Nassau judge named to midlevel state appellate court
Helen Voutsinas, a Nassau County judge, has been appointed by Gov. Kathy Hochul to the midlevel appellate court handling appeals originating from 10 downstate counties including Nassau and Suffolk.
The appointment of Voutsinas, 47, was announced Friday afternoon by Hochul’s office. The court is the Appellate Division’s Second Department. New York State is divided into four.
The courthouse is in Brooklyn Heights, with jurisdiction over both Long Island counties, as well as Richmond, Kings, Queens, Westchester, Dutchess, Orange, Rockland and Putnam counties.
Since 2019, Voutsinas has been a Nassau County appellate term judge, and before that she was a county district court judge. She was elected in 2018 to be a county justice. She was also previously president of the Long Island Hispanic Bar Association and the Nassau County Women's Bar Association. A St. John's University School of Law graduate in 1999, Voutsinas was in private practice from 1999 to 2001, assistant town attorney for North Hempstead from 2001 to 2003, deputy majority counsel for the county legislature in 2004, and then a principal law clerk to a judge.
Voutsinas didn’t answer emails or voicemails seeking comment Friday afternoon. A call to her judicial chambers was returned by Lucian Chalfen, a spokesman for the state court system; he didn’t immediately schedule an interview.
Hochul’s other appointments announced Friday to the Second Department, according to a news release from her office: Janice Taylor, a Supreme Court Justice in Queens since 1998 and former president and current board chairwoman of the Macon B. Allen Black Bar Association, an organization of Black lawyers; Lillian Wan, a justice since January of the Kings County Supreme Court in Brooklyn and immediate past president of the Asian American Judges Association of New York; and Barry Warhit, a Westchester County Supreme Court justice since 2019 who is on the executive committee of the Justice Brandeis Law Society, a Jewish bar association.
State Senate confirmation isn’t required for these appointments to the Appellate Division, which is below the state’s highest tribunal, the Court of Appeals. The Second Department’s website lists 18 current justices on the bench.

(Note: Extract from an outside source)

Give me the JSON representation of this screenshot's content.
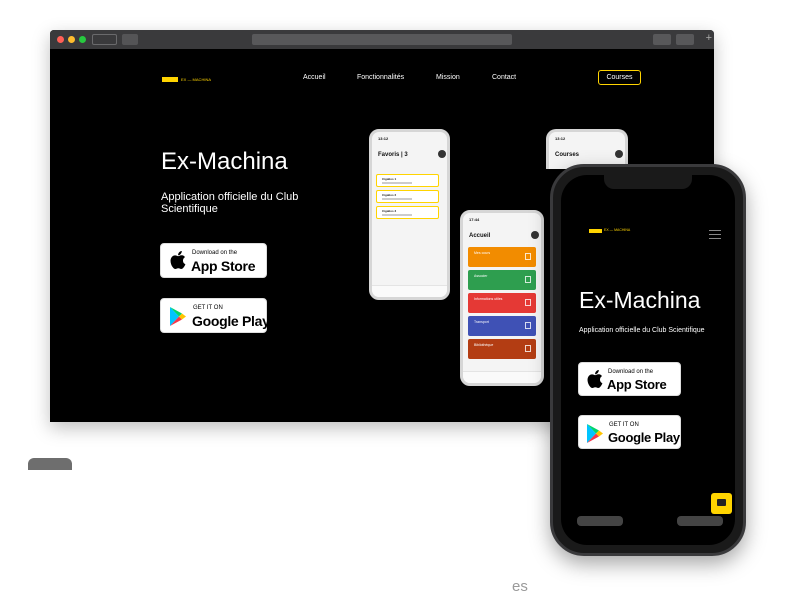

In Voutsinas’ time presiding in Nassau courts, she has handled a range of matters, including one in April involving allegations puppy shops in Lynbrook and Hicksville sold sick dogs (Voutsinas, dismissing part of the claim but letting others stand, allowed the business to resume, but with conditions), and another in December regarding the Long Island Rail Road’s $2.6 billion Third Track project and its dispute with the Village of Garden City, which didn’t like where the railroad put utility poles and was holding up the project. (She ordered the village to grant the necessary permits for the project to go forward.)
In 2014, she presided over the guilty plea of former celebrity lawyer Dominic Barbara in a case stemming from an alleged theft of a pocketbook from a store and a domestic dispute with his ex-wife. (Voutsinas issued a conditional discharge but no jail time.)
In 2006, as president of the Nassau County Women’s Bar Association, she tried to help shape a part-time work policy after Nassau’s then-district attorney, Kathleen Rice, changed her predecessor’s policy and told a dozen part-time attorneys in her office — many working mothers — either to quit or work full-time.
"It's definitely not a food fight with the district attorney," Voutsinas said back then. "This just became an issue and needs to be explored."